Palladon is pleased with the progress CML has made in ramping up production and proving out its logistics plans. The Company continues to believe pursuing a concentrate scenario is the best strategy and fully supports the initiatives outlined above. Although details have not been finalized, CML indicated $20 million equity capital will be required from either an outside source or existing shareholders. If the $20 million in equity is financed by existing investors, Palladon would have a right to buy up to 21.7% of the shares which would equate to approximately $4.34 million. We will inform investors when we know more from CML on whether the equity will come from new or existing investors.

In addition, on the corporate front, the company is seeking the necessary regulatory related approvals such that it can set and disclose an effective date for the 10 for 1 reverse share consolidation which was approved at Palladon's recent Annual General and Special Meeting. Palladon will announce the effective date promptly once it has been set.

About Palladon Ventures Ltd.

Palladon Ventures Ltd. holds a significant minority interest in CML Metals Inc., which is focused on advancing the Iron Mountain project, an iron ore mine located west of Cedar City, Utah.

Disclaimer for Forward-Looking Information:

Certain statements in this release are forward-looking statements, which reflect the expectations of management. Forward-looking statements consist of statements that are not purely historical, including any statements regarding beliefs, plans, expectations or intentions regarding the future, including but not limited to the commencement of shipping under the offtake agreement with CKI and future anticipated shipping volumes thereunder, pricing for the run-of-mine iron and the potential construction and financing of a concentrate facility.

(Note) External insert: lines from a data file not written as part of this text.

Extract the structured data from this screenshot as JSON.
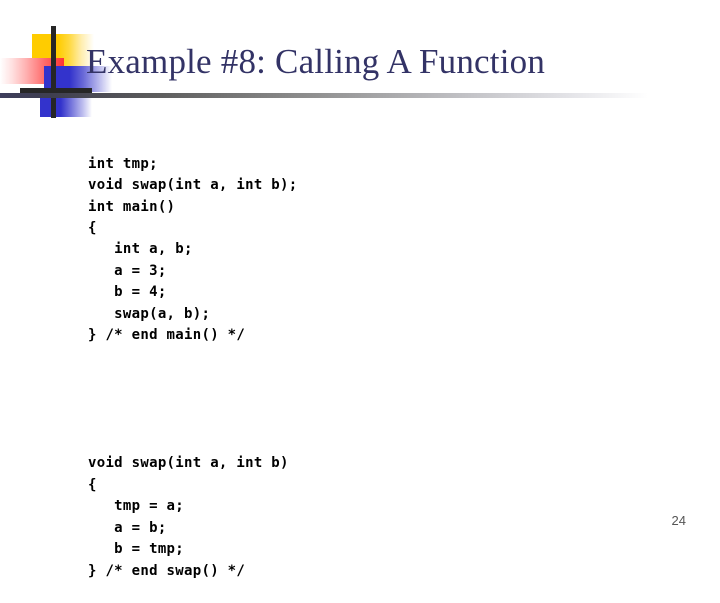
{
  "slide": {
    "title": "Example #8: Calling A Function",
    "page_number": "24",
    "colors": {
      "title_text": "#333366",
      "accent_yellow": "#ffcc00",
      "accent_red": "#ff3333",
      "accent_blue": "#3333cc",
      "bar_dark": "#262626",
      "code_text": "#000000"
    }
  },
  "code": {
    "block_main": "int tmp;\nvoid swap(int a, int b);\nint main()\n{\n   int a, b;\n   a = 3;\n   b = 4;\n   swap(a, b);\n} /* end main() */",
    "block_swap": "void swap(int a, int b)\n{\n   tmp = a;\n   a = b;\n   b = tmp;\n} /* end swap() */",
    "lines_main": [
      "int tmp;",
      "void swap(int a, int b);",
      "int main()",
      "{",
      "   int a, b;",
      "   a = 3;",
      "   b = 4;",
      "   swap(a, b);",
      "} /* end main() */"
    ],
    "lines_swap": [
      "void swap(int a, int b)",
      "{",
      "   tmp = a;",
      "   a = b;",
      "   b = tmp;",
      "} /* end swap() */"
    ]
  }
}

Such statements are subject to risks and uncertainties that may cause actual results, performance or developments to differ materially from those contained in the statements. No assurance can be given that any of the events anticipated by the forward-looking statements will occur or, if they do occur, what benefits the Company will obtain from them. These forward-looking statements reflect management's current views and are based on certain expectations, estimates and assumptions which may prove to be incorrect. A number of risks and uncertainties could cause our actual results to differ materially from those expressed or implied by the forward-looking statements, including: (1) a downturn in general economic conditions in North America and internationally, (2) the inherent uncertainties and speculative nature associated with mineral exploration and production, (3) a decreased demand for minerals, (4) any number of events or causes which may delay or cease exploration and development of the Company's property interests, such as environmental liabilities, weather, mechanical failures, safety concerns and labor problems; (5) the risk that the Company does not execute its business plan, (6) inability to retain key employees, and (7) inability to finance operations and growth, (8) other factors beyond the Company's control. These forward-looking statements are made as of the date of this news release and, except as required by law, the Company assumes no obligation to update these forward-looking statements, or to update the reasons why actual results differed from those projected in the forward-looking statements.

Neither TSX Venture Exchange nor its Regulation Services Provider (as that term is defined in the policies of the TSX Venture Exchange) accepts responsibility for the adequacy or accuracy of this release.